Zoe Stephens, 27, was living in China when she decided to go travelling around Asia, ending up in Fiji.
From there, she flew to Tonga, made up of more than 170 islands, in March 2020.
She meant to stay for the weekend, but the South Pacific nation swiftly went into a strict lockdown.
“It took about a week before flights stopped coming in completely,” Ms Stephens told CNN Travel.
“We had a three-week lockdown, which was really, really intense. You could only leave your home once a week to go and get groceries and you had your car registration and name taken down.
”Everything in the entire country was closed.
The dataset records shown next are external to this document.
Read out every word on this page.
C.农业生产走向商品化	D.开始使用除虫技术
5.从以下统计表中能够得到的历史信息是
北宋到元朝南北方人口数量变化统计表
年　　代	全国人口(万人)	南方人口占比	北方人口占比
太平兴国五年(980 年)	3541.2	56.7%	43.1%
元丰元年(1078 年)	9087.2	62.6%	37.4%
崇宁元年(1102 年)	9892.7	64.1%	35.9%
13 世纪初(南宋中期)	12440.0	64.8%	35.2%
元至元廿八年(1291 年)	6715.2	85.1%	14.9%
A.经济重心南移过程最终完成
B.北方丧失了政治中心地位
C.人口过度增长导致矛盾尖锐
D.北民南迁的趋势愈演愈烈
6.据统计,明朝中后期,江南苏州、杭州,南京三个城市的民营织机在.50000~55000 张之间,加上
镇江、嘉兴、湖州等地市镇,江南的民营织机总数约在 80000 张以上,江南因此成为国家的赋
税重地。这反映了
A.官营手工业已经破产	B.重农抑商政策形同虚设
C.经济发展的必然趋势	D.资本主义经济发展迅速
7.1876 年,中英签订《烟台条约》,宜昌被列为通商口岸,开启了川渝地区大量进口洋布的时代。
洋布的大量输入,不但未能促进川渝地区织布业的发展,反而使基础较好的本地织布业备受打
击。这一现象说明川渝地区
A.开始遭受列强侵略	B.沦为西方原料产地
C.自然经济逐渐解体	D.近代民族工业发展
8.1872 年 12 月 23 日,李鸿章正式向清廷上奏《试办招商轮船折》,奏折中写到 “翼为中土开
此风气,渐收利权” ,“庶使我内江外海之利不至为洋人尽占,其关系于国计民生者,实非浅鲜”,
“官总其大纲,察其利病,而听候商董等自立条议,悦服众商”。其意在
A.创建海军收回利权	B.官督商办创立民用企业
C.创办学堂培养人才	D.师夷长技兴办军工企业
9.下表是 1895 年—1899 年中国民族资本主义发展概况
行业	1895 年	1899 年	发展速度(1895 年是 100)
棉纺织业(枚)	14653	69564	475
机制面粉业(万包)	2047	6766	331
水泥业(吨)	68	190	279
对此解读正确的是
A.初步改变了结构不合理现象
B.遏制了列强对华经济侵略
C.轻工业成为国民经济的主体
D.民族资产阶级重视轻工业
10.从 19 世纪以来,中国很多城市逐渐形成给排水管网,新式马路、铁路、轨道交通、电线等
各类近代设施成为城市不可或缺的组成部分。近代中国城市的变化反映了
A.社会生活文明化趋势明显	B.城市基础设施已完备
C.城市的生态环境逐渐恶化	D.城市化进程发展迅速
Shops, restaurants, everything apart from the odd one or two shops.“
Tonga declared a state of emergency that month and the country has shut its borders to foreign nationals ever since.
Ms Stephens said she kept holding out until she would be able to return to China, where she had previously lived for two and a half years.
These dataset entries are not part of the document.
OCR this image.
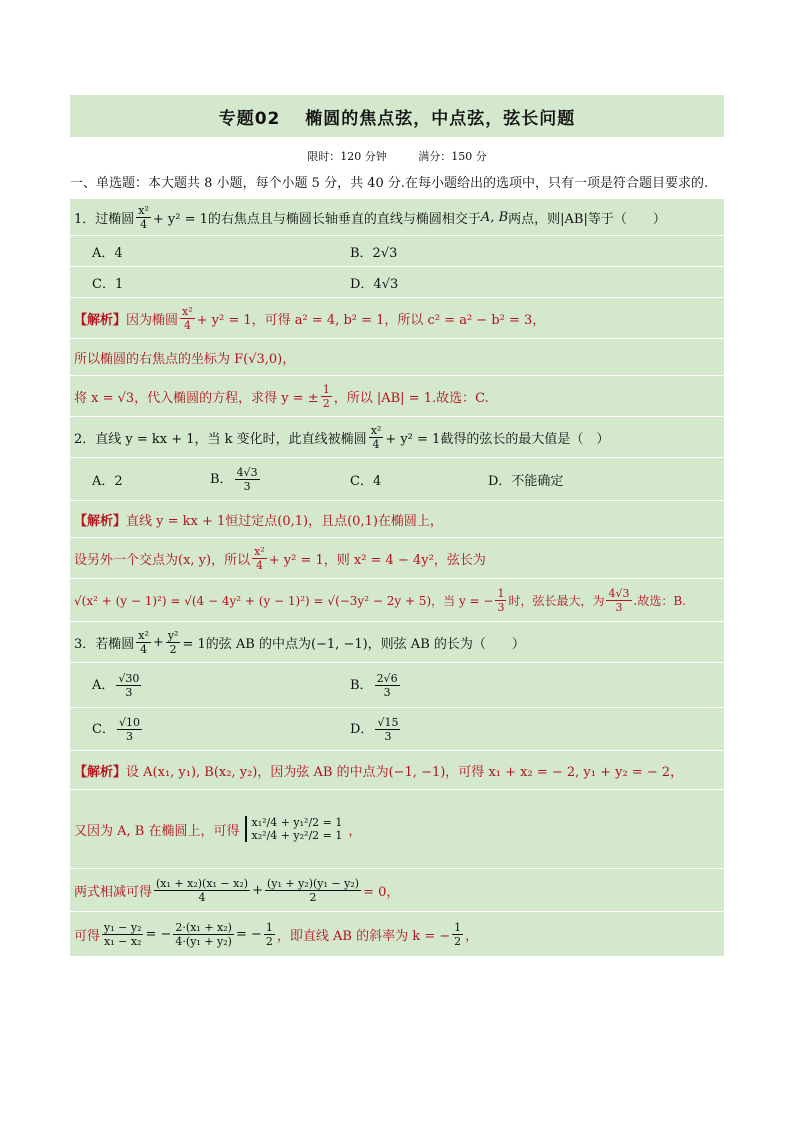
专题02　 椭圆的焦点弦，中点弦，弦长问题
限时：120 分钟	满分：150 分
一、单选题：本大题共 8 小题，每个小题 5 分，共 40 分.在每小题给出的选项中，只有一项是符合题目要求的.
1．过椭圆 $\frac{\text{x²}}{4} + y^2 = 1$的右焦点且与椭圆长轴垂直的直线与椭圆相交于 A, B 两点，则|AB|等于（　　）
A．4	B．2√3
C．1	D．4√3
【解析】 因为椭圆 $\frac{\text{x²}}{4} + y^2 = 1$，可得 a² = 4, b² = 1，所以 c² = a² − b² = 3，
所以椭圆的右焦点的坐标为 F(√3,0)，
将 x = √3，代入椭圆的方程，求得 y = ± $\frac{1}{2}$ ，所以 |AB| = 1.故选：C.
2．直线 y = kx + 1，当 k 变化时，此直线被椭圆 $\frac{\text{x²}}{4} + y^2 = 1$截得的弦长的最大值是（　）
A．2	B． $\frac{4√3}{3}$	C．4	D．不能确定
【解析】 直线 y = kx + 1恒过定点(0,1)，且点(0,1)在椭圆上，
设另外一个交点为(x, y)，所以 $\frac{\text{x²}}{4} + y^2 = 1$，则 x² = 4 − 4y²，弦长为
√(x² + (y − 1)²) = √(4 − 4y² + (y − 1)²) = √(−3y² − 2y + 5)，当 y = − $\frac{1}{3}$ 时，弦长最大，为 $\frac{4√3}{3}$ .故选：B.
3．若椭圆 $\frac{\text{x²}}{4} + \frac{\text{y²}}{2} = 1$的弦 AB 的中点为(−1, −1)，则弦 AB 的长为（　　）
A． $\frac{√30}{3}$	B． $\frac{2√6}{3}$
C． $\frac{√10}{3}$	D． $\frac{√15}{3}$
【解析】 设 A(x₁, y₁), B(x₂, y₂)，因为弦 AB 的中点为(−1, −1)，可得 x₁ + x₂ = − 2, y₁ + y₂ = − 2，
又因为 A, B 在椭圆上，可得
x₁²/4 + y₁²/2 = 1
x₂²/4 + y₂²/2 = 1 ，
两式相减可得 $\frac{\text{(x₁ + x₂)(x₁ − x₂)}}{4} + \frac{\text{(y₁ + y₂)(y₁ − y₂)}}{2} = 0$，
可得 $\frac{\text{y₁ − y₂}}{\text{x₁ − x₂}}$ = − $\frac{\text{2·(x₁ + x₂)}}{\text{4·(y₁ + y₂)}}$ = − $\frac{1}{2}$ ，即直线 AB 的斜率为 k = − $\frac{1}{2}$ ，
But after spending around six months “in this weird limbo”, waiting in vain for borders to reopen, she’s now accepted she won’t be able to go back for the foreseeable future.
Originally from Crosby, Merseyside, Ms Stephens said that she did not feel “lucky” to spend the pandemic stranded on a largely Covid-free island.
“There's not many people that can relate to, being stuck on an island without your friends or your family, in a country that you didn't deliberately end up in,” she said.
“Or being locked out of the country that you live in, and then not being able to get back.
“And being scared to go back to your home country because of a weird virus that's going around. So it's pretty isolating.”
Ms Stephens said she keeps herself busy, paddle boarding, snorkelling, studying online and frequenting the small number of local bars and restaurants on the island, but described life as “really, really boring.”
She is finally booked to return to the UK at the end of August, but is “not getting [her] hopes up” as the flight schedules keep changing.
”Leaving will be very, very bittersweet of course, because I've kind of started to build a life here,” she says, “But nothing is real here. People say, 'how can you leave a paradise island?’ And I'm like, 'it's great here. But it's not my real life.'
”It's not what I chose to do. It's amazing, but I don't want it.”